Kerry garante que EUA estão cumprindo acordo nuclear apesar de queixas do Irã

Washington, 29 set (EFE).- Os Estados Unidos estão cumprindo com "todas" suas obrigações do acordo nuclear alcançado no ano passado com o Irã e outras cinco potências, assegurou nesta quinta-feira o secretário de Estado americano, John Kerry, em resposta às múltiplas queixas de Teerã sobre o tema.

"Estamos fazendo tudo o que temos que fazer e mais", garantiu Kerry em um pronunciamento no Fórum de Ideias de Washington, organizado pela revista "The Atlantic" e o Instituto Aspen.

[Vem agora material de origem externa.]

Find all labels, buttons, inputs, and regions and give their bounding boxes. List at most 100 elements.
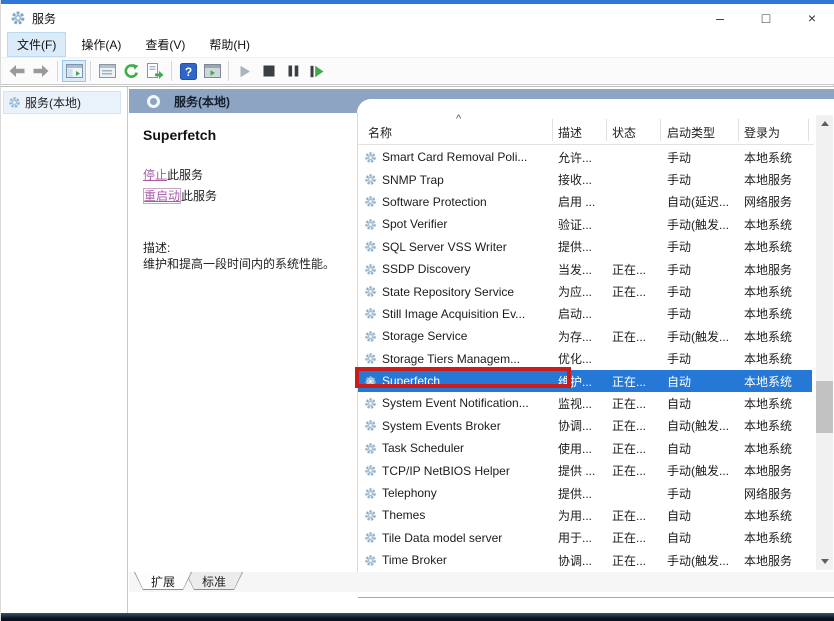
service-logon-cell: 本地系统 (744, 395, 812, 412)
column-divider[interactable] (606, 119, 607, 141)
back-arrow-icon[interactable] (5, 60, 29, 82)
service-desc-cell: 监视... (558, 395, 608, 412)
service-name-cell: Software Protection (364, 195, 550, 209)
toolbar-separator (90, 61, 91, 81)
service-startup-cell: 手动(触发... (667, 462, 739, 479)
service-gear-icon (364, 195, 377, 208)
service-status-cell: 正在... (612, 283, 662, 300)
table-row[interactable]: Smart Card Removal Poli...允许...手动本地系统 (358, 146, 814, 168)
show-console-tree-icon[interactable] (62, 60, 86, 82)
service-desc-cell: 为用... (558, 507, 608, 524)
service-desc-cell: 启用 ... (558, 193, 608, 210)
band-title: 服务(本地) (174, 93, 230, 110)
table-row[interactable]: System Events Broker协调...正在...自动(触发...本地… (358, 415, 814, 437)
table-row[interactable]: Themes为用...正在...自动本地系统 (358, 504, 814, 526)
pause-service-icon[interactable] (281, 60, 305, 82)
service-name-cell: SQL Server VSS Writer (364, 240, 550, 254)
table-row[interactable]: Tile Data model server用于...正在...自动本地系统 (358, 527, 814, 549)
menu-action[interactable]: 操作(A) (72, 33, 130, 56)
scroll-down-icon[interactable] (816, 553, 833, 570)
table-row[interactable]: Time Broker协调...正在...手动(触发...本地服务 (358, 549, 814, 571)
service-logon-cell: 网络服务 (744, 485, 812, 502)
tab-extended[interactable]: 扩展 (134, 572, 192, 590)
menu-file[interactable]: 文件(F) (7, 32, 66, 57)
service-status-cell: 正在... (612, 261, 662, 278)
service-desc-cell: 使用... (558, 440, 608, 457)
table-row[interactable]: State Repository Service为应...正在...手动本地系统 (358, 280, 814, 302)
service-desc-cell: 提供 ... (558, 462, 608, 479)
service-name-cell: SSDP Discovery (364, 262, 550, 276)
column-divider[interactable] (552, 119, 553, 141)
restart-service-link[interactable]: 重启动 (143, 188, 181, 204)
service-startup-cell: 自动(延迟... (667, 193, 739, 210)
details-area: 服务(本地) Superfetch 停止此服务 重启动此服务 描述: 维护和提高… (129, 87, 834, 614)
service-desc-cell: 当发... (558, 261, 608, 278)
service-gear-icon (364, 285, 377, 298)
column-logon-as[interactable]: 登录为 (744, 124, 780, 141)
properties-icon[interactable] (95, 60, 119, 82)
column-divider[interactable] (660, 119, 661, 141)
scrollbar-thumb[interactable] (816, 381, 833, 433)
service-desc-cell: 允许... (558, 149, 608, 166)
service-name-cell: Smart Card Removal Poli... (364, 150, 550, 164)
description-text: 维护和提高一段时间内的系统性能。 (143, 256, 351, 272)
start-service-icon[interactable] (233, 60, 257, 82)
table-row[interactable]: Software Protection启用 ...自动(延迟...网络服务 (358, 191, 814, 213)
column-status[interactable]: 状态 (612, 124, 636, 141)
restart-service-icon[interactable] (305, 60, 329, 82)
service-desc-cell: 提供... (558, 238, 608, 255)
column-divider[interactable] (738, 119, 739, 141)
service-desc-cell: 提供... (558, 485, 608, 502)
help-icon[interactable]: ? (176, 60, 200, 82)
vertical-scrollbar[interactable] (816, 115, 833, 570)
restart-service-suffix: 此服务 (181, 189, 217, 203)
svg-text:?: ? (184, 64, 191, 78)
service-logon-cell: 本地服务 (744, 462, 812, 479)
table-row[interactable]: Telephony提供...手动网络服务 (358, 482, 814, 504)
service-desc-cell: 协调... (558, 417, 608, 434)
minimize-button[interactable]: – (697, 4, 743, 32)
column-divider[interactable] (808, 119, 809, 141)
show-window-icon[interactable] (200, 60, 224, 82)
menu-view[interactable]: 查看(V) (136, 33, 194, 56)
service-startup-cell: 自动 (667, 529, 739, 546)
export-list-icon[interactable] (143, 60, 167, 82)
service-gear-icon (364, 419, 377, 432)
stop-service-icon[interactable] (257, 60, 281, 82)
service-desc-cell: 为存... (558, 328, 608, 345)
service-startup-cell: 手动 (667, 171, 739, 188)
service-gear-icon (364, 330, 377, 343)
column-description[interactable]: 描述 (558, 124, 582, 141)
table-row[interactable]: Task Scheduler使用...正在...自动本地系统 (358, 437, 814, 459)
table-row[interactable]: SNMP Trap接收...手动本地服务 (358, 168, 814, 190)
column-name[interactable]: 名称 (368, 124, 392, 141)
forward-arrow-icon[interactable] (29, 60, 53, 82)
console-tree-pane: 服务(本地) (1, 87, 128, 614)
table-row[interactable]: TCP/IP NetBIOS Helper提供 ...正在...手动(触发...… (358, 459, 814, 481)
table-row[interactable]: Storage Service为存...正在...手动(触发...本地系统 (358, 325, 814, 347)
maximize-button[interactable]: □ (743, 4, 789, 32)
service-startup-cell: 手动 (667, 261, 739, 278)
tree-item-services-local[interactable]: 服务(本地) (3, 91, 121, 114)
service-gear-icon (364, 218, 377, 231)
close-button[interactable]: × (789, 4, 834, 32)
table-row[interactable]: Still Image Acquisition Ev...启动...手动本地系统 (358, 303, 814, 325)
table-row[interactable]: Spot Verifier验证...手动(触发...本地系统 (358, 213, 814, 235)
stop-service-link[interactable]: 停止 (143, 168, 167, 182)
service-gear-icon (364, 509, 377, 522)
table-row[interactable]: SQL Server VSS Writer提供...手动本地系统 (358, 236, 814, 258)
scroll-up-icon[interactable] (816, 115, 833, 132)
service-gear-icon (364, 151, 377, 164)
column-startup-type[interactable]: 启动类型 (667, 124, 715, 141)
service-desc-cell: 启动... (558, 305, 608, 322)
service-name-cell: Spot Verifier (364, 217, 550, 231)
menu-help[interactable]: 帮助(H) (200, 33, 259, 56)
service-name-cell: Telephony (364, 486, 550, 500)
service-status-cell: 正在... (612, 462, 662, 479)
refresh-icon[interactable] (119, 60, 143, 82)
service-startup-cell: 手动(触发... (667, 552, 739, 569)
restart-service-line: 重启动此服务 (143, 186, 217, 207)
tab-standard[interactable]: 标准 (185, 572, 243, 590)
table-row[interactable]: SSDP Discovery当发...正在...手动本地服务 (358, 258, 814, 280)
table-row[interactable]: System Event Notification...监视...正在...自动… (358, 392, 814, 414)
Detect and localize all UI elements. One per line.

Nesta terça-feira, o governo iraniano entregou às seis potências do grupo 5+1 (EUA, Rússia, China, França, Reino Unido e Alemanha) uma lista dos compromissos descumpridos pelo governo americano em relação ao acordo nuclear que todos eles alcançaram no ano passado.

"Eles acham que não estamos cumprindo nossa parte do acordo e estão zangados conosco por não terem conseguido mais acesso a bancos" do sistema financeiro internacional, comentou Kerry.

Mas o chefe da diplomacia americana assegurou que os Estados Unidos estão cumprindo sua parte, e não só no sentido de "suspender todas as sanções possíveis" relacionadas com o programa nuclear iraniano.

"Além disso, falamos pessoalmente, outros e eu, com bancos. Tentamos ajudar, porque consideramos importante cumprir nossa parte do trato e que o Irã consiga os benefícios pelos quais negociaram. Caso contrário, não terão muitos incentivos para seguir cumprindo a parte deles", acrescentou Kerry.

O líder supremo iraniano, Ali Khamenei, que desde o princípio tinha pedido às autoridades do país para manter sua "desconfiança" sobre o Ocidente e exigir "que cumpram suas obrigações no acordo nuclear", denunciou em várias ocasiões as tentativas dos EUA para "sabotar" o acordo nuclear.

As autoridades da República Islâmica advertiram que os Estados Unidos "pagarão caro" e terão que responder por consequências "que prejudicarão a todos" se romperem o histórico acordo.

Kerry afirmou a esse respeito que há "tensões no Irã, há uma batalha no Irã, em certo sentido, pela própria direção" na qual deve ir o país.

"É uma luta interna dentro do país, e acredito que o presidente (iraniano, Hassan) Rohani se esforçou muito em tentar abrir-se ao mundo, mas há forças ali que resistem a isso. Portanto seguirá sendo complicado, é complicado", ponderou.